The Incredible Hulk: Married (1978)
Season 2, Episode 1
9/10
Inescapable Death
8 March 2017
Warning: Spoilers
This made-for-TV film is rated among the best episodes of the series, and it's easy to see why. Both plot-wise and thematically there's not much going on, even by the standards of a normal 50- minute episode: David comes to Hawaii to see a special doctor about a cure, he finds out she's terminally ill, while working towards cures for each other's conditions they fall in love, she dies, David feels sad. There aren't even any villains, and McGee only stops in long enough to let you know he's still alive. And yet, the execution triumphs over the concept. Everything in "Married" - the script, the lighting, the direction, the actors, the music - works to perfection. Apparently writer/director/executive producer Kenneth Johnson decided they needed to kick the season off with a moody, throat-gripping epic of the same caliber as the first pilot, and they certainly pulled it off.

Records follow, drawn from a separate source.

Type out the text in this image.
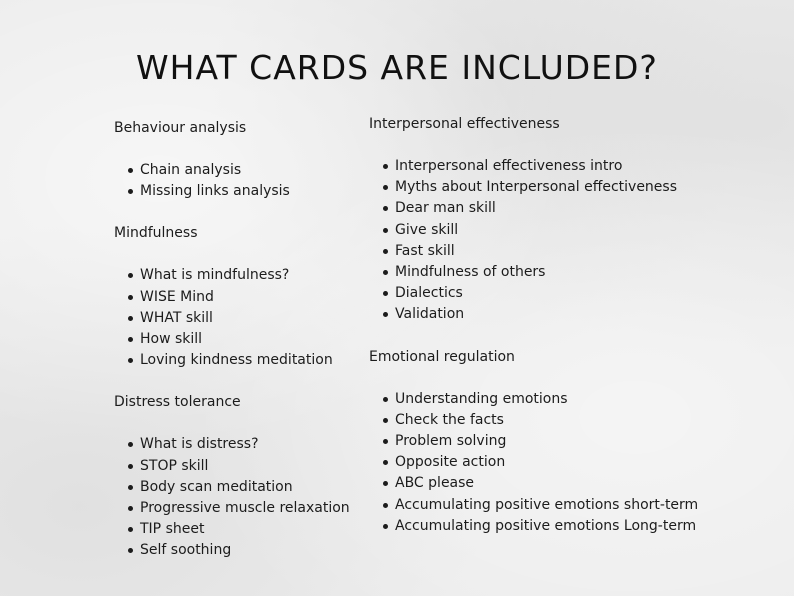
WHAT CARDS ARE INCLUDED?
Behaviour analysis
Chain analysis
Missing links analysis
Mindfulness
What is mindfulness?
WISE Mind
WHAT skill
How skill
Loving kindness meditation
Distress tolerance
What is distress?
STOP skill
Body scan meditation
Progressive muscle relaxation
TIP sheet
Self soothing
Interpersonal effectiveness
Interpersonal effectiveness intro
Myths about Interpersonal effectiveness
Dear man skill
Give skill
Fast skill
Mindfulness of others
Dialectics
Validation
Emotional regulation
Understanding emotions
Check the facts
Problem solving
Opposite action
ABC please
Accumulating positive emotions short-term
Accumulating positive emotions Long-term
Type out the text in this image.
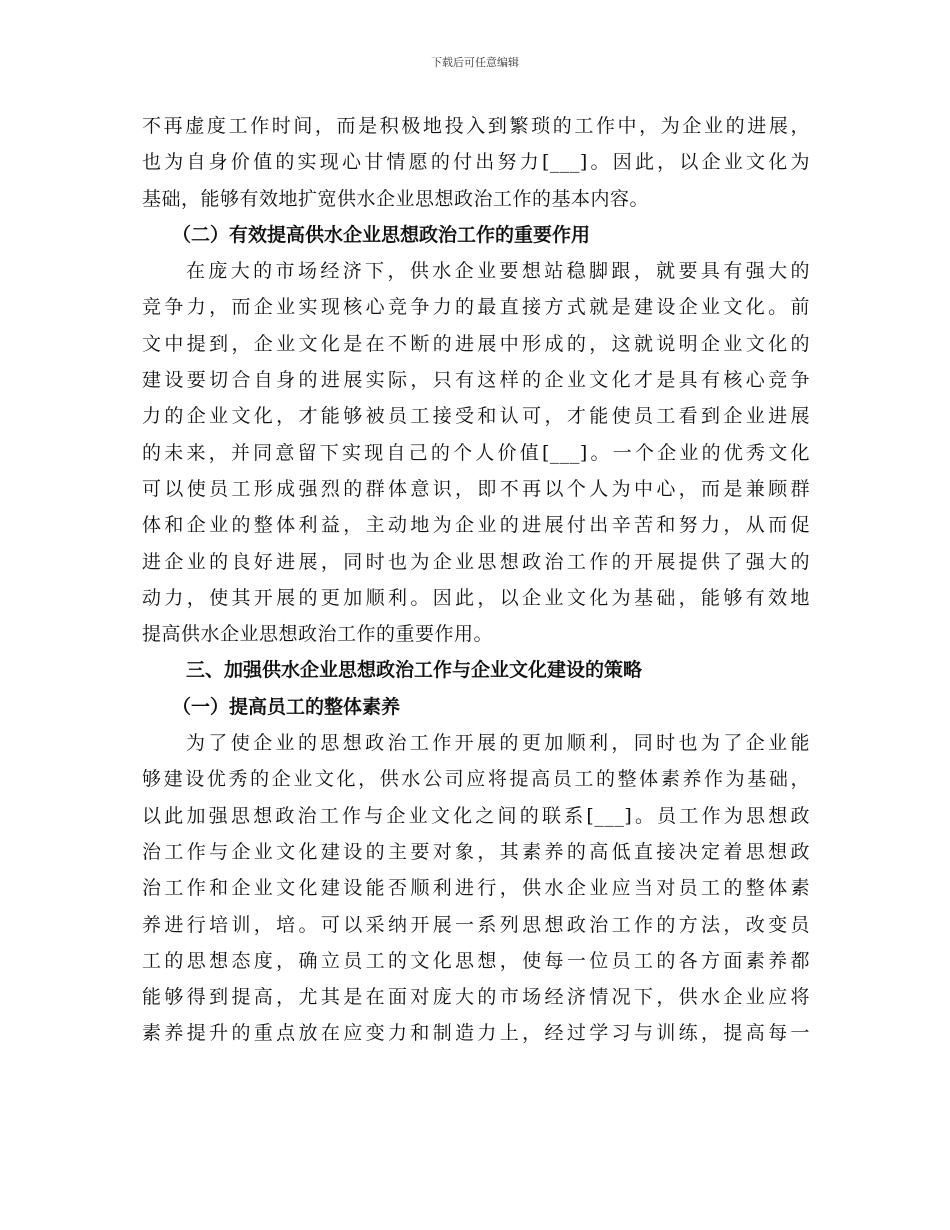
下载后可任意编辑
不再虚度工作时间，而是积极地投入到繁琐的工作中，为企业的进展，
也为自身价值的实现心甘情愿的付出努力[___]。因此，以企业文化为
基础，能够有效地扩宽供水企业思想政治工作的基本内容。
（二）有效提高供水企业思想政治工作的重要作用
在庞大的市场经济下，供水企业要想站稳脚跟，就要具有强大的
竞争力，而企业实现核心竞争力的最直接方式就是建设企业文化。前
文中提到，企业文化是在不断的进展中形成的，这就说明企业文化的
建设要切合自身的进展实际，只有这样的企业文化才是具有核心竞争
力的企业文化，才能够被员工接受和认可，才能使员工看到企业进展
的未来，并同意留下实现自己的个人价值[___]。一个企业的优秀文化
可以使员工形成强烈的群体意识，即不再以个人为中心，而是兼顾群
体和企业的整体利益，主动地为企业的进展付出辛苦和努力，从而促
进企业的良好进展，同时也为企业思想政治工作的开展提供了强大的
动力，使其开展的更加顺利。因此，以企业文化为基础，能够有效地
提高供水企业思想政治工作的重要作用。
三、加强供水企业思想政治工作与企业文化建设的策略
（一）提高员工的整体素养
为了使企业的思想政治工作开展的更加顺利，同时也为了企业能
够建设优秀的企业文化，供水公司应将提高员工的整体素养作为基础，
以此加强思想政治工作与企业文化之间的联系[___]。员工作为思想政
治工作与企业文化建设的主要对象，其素养的高低直接决定着思想政
治工作和企业文化建设能否顺利进行，供水企业应当对员工的整体素
养进行培训，培。可以采纳开展一系列思想政治工作的方法，改变员
工的思想态度，确立员工的文化思想，使每一位员工的各方面素养都
能够得到提高，尤其是在面对庞大的市场经济情况下，供水企业应将
素养提升的重点放在应变力和制造力上，经过学习与训练，提高每一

Aside from that pilot, this is by far the scariest the Hulk has yet been portrayed. Banner's transitional appearance is utterly grotesque, and the scene in the bedroom, with the Hulk shrouded in darkness and glaring with rage at his wife, is utterly bone- chilling. This is largely thanks to the lighting, as this is one of the few nighttime scenes I've seen which truly looks like night.

The absence of villains works to "Married"'s advantage, as it allows the Hulk to be more consistently portrayed as a disease which curses Banner rather than a hero who always gets him out of trouble. The one exception is a scene in which Banner/Hulk gets into a fight with some partygoers, but this is forgivable because it's an outrageously entertaining scene, whose many highlights include the Hulk lifting a man up by his chest hair. Yeowch!

In the search for a cure, David undergoes hypnosis and confronts the Hulk within his mind, repeatedly trying to contain him. These scenes are starkly surrealistic and compelling, and the Hulk's repeated escapes fill both Banner and the viewer with despair that the beast can never be contained.

But the focus is on the relationship stuff, and Bill Bixby and Mariette Hartley make "Banner falls in love for the tenth time" work. The two are playful, intimate, and utterly comfortable with each other; watch them long enough and you'll wonder that they aren't really husband and wife. An unnamed child (played exquisitely by Meeno Peluce) implicitly adds the theme of children and family to the mix.

And yet of course, Hartley's character, Dr. Caroline Fields, is doomed from the start. She and David put up a valiant struggle for a cure, but we know from the onset that she's as good as dead. Episodic television being what it is, the protagonist can't keep a wife beyond the rolling of the credits, but there's more to it than that. For all their plans and talk of hope, David seems to realize that even the two of them can't possibly find a cure in the six weeks of life Caroline has left. This is reflected in a nightmare he has, and the inevitability of death conveyed in this scene made me feel suffocated with dread.

The fatality of the situation does not take away from the drama, as summed up in Caroline's last words to David: "At least we never stopped trying." In a single moment, we see both the awful tragedy of Caroline's fate, and the fact that it is not half as awful as it would have been if she and David had simply given up.

I do have several quibbles. First, this is a rare instance where a film's plot twist is spoiled by its title; the proposal doesn't happen until 2/3 of the way through, and you wouldn't have seen it coming if it weren't for the title. Second, I feel the pacing shouldn't have been quite so slow in the opening 20 minutes. Finally, while it makes for good drama, Caroline running out of the car in the climactic scene is very contrived.

Nonetheless, this is a gripping piece of work, and reflecting on it afterwards I keep seeing new things to like about it. "Married" shows us that death is inevitable, but that life is incomparably beautiful nonetheless. It's a message that has been delivered many times before, but rarely with such heartfelt poignancy.